Mon, Jan 27, 2003 - Page 4 News List

Activists question green declaration

UNCONVINCED Many environmentalists doubt the government's commitment to building Taiwan into a `Green Silicon Island' through sustainable development


President Chen Shui-bian's (陳水扁) pledge to promote sustainable development in Taiwan has failed to convince many environmentalists that his administration is sincere.

On Saturday, Chen signed the Taiwan Declaration on Sustainable Development, vowing to make the country's environment safe and turn Taiwan into a "Green Silicon Island."

The public was also invited to sign the declaration on a Web site set up by the Cabinet's National Council for Sustainable Development. However, within a day the declaration had been signed with more than 400 made-up names.

The names used homonyms of common Chinese surnames combined with other words that suggested the government was good only at coming up with slogans rather than acting on them. Examples included "No Policy," "Fake Conservation" and "Very Funny."

Conservationists and academics agree that the signatures of high-ranking officials on the declaration would not guarantee that the government could ultimately fulfill its goals.

"The Fourth Nuclear Power Plant under construction illustrates that many policies in Taiwan lack the spirit of sustainable development," said Shih Shin-min (施信民) of the Taiwan Environmental Protection Union.

Since the DPP won power, environmentalists have been concerned about the government's equivocation on the controversial plant in Kungliao, Taipei County.

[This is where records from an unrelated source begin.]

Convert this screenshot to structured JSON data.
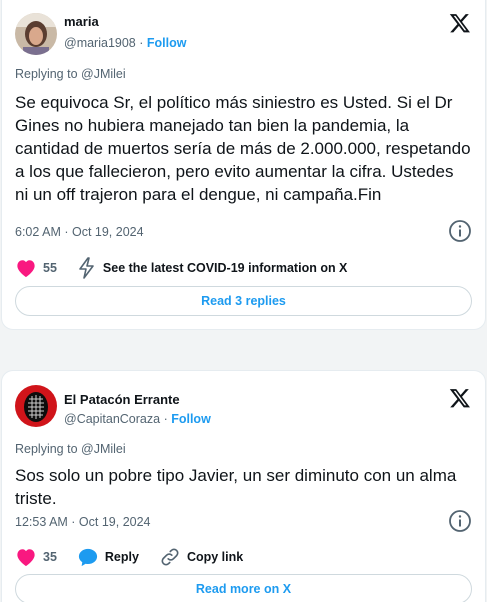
{
  "colors": {
    "accent": "#1d9bf0",
    "like": "#f91880",
    "muted": "#536471",
    "text": "#0f1419"
  },
  "tweets": [
    {
      "name": "maria",
      "handle": "@maria1908",
      "separator": "·",
      "follow_label": "Follow",
      "replying_to": "Replying to @JMilei",
      "text": "Se equivoca Sr, el político más siniestro es Usted. Si el Dr Gines no hubiera manejado tan bien la pandemia, la cantidad de muertos sería de más de 2.000.000, respetando a los que fallecieron, pero evito aumentar la cifra. Ustedes ni un off trajeron para el dengue, ni campaña.Fin",
      "timestamp": "6:02 AM · Oct 19, 2024",
      "likes": "55",
      "info_link": "See the latest COVID-19 information on X",
      "button_label": "Read 3 replies",
      "icons": [
        "x-logo-icon",
        "info-icon",
        "heart-icon",
        "covid-bolt-icon"
      ]
    },
    {
      "name": "El Patacón Errante",
      "handle": "@CapitanCoraza",
      "separator": "·",
      "follow_label": "Follow",
      "replying_to": "Replying to @JMilei",
      "text": "Sos solo un pobre tipo Javier, un ser diminuto con un alma triste.",
      "timestamp": "12:53 AM · Oct 19, 2024",
      "likes": "35",
      "reply_label": "Reply",
      "copy_label": "Copy link",
      "button_label": "Read more on X",
      "icons": [
        "x-logo-icon",
        "info-icon",
        "heart-icon",
        "reply-bubble-icon",
        "link-icon"
      ]
    }
  ]
}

"We environmentalists condemn the hollow declaration on sustainable development because it might just be more lip service paid by the government," Shih said.

According to the Energy Commission under the Ministry of Economic Affairs, about 10 percent of Taiwan's energy could come from renewable sources by 2020 if laws awaiting approval in the Legislative Yuan are passed.

Environmentalists criticized the government for promising to promote renewable energy while continuing to build a nuclear plant, for which a nuclear waste dump has yet to be found.

The construction of the plant was already taking a toll on the environment near the site, activists said.

"Why do they build a wharf, where heavy machines for the plant will be loaded, on the beach, causing coastal erosion?" said Lai Wei-chieh (賴偉傑) of the Green Citizen Action Alliance.

Lai said that the construction made Kungliao residents dubious about the government's promises on sustainable development.

Officials of the Taiwan Power Company (Taipower), the builder of the plant, reiterated that the construction of the wharf was carried out only after a comprehensive study of its environmental impact. However, pictures taken by residents show that the beach has been vanishing since Taipower began building the wharf.

In Kungliao, activists said, there was no evidence of the government's sincerity in promising to preserve the coastline.

According to the Cabinet's hundreds of action plans on pursuing a sustainable future, a primary survey on Taiwan's coastline would not be finished until June next year.

Juju Wang (王俊秀), a sociology professor at National Tsing Hwa University, said details of the action plans needed to be revised.

Taking the government's policy of incinerating waste as an example, Wang said it contradicted the spirit of sustainable development because an effective partnership between civil society and the government had clearly not been established.

The Environmental Protection Administration (EPA) has said that residents' complaints should be settled by local authorities rather than the EPA.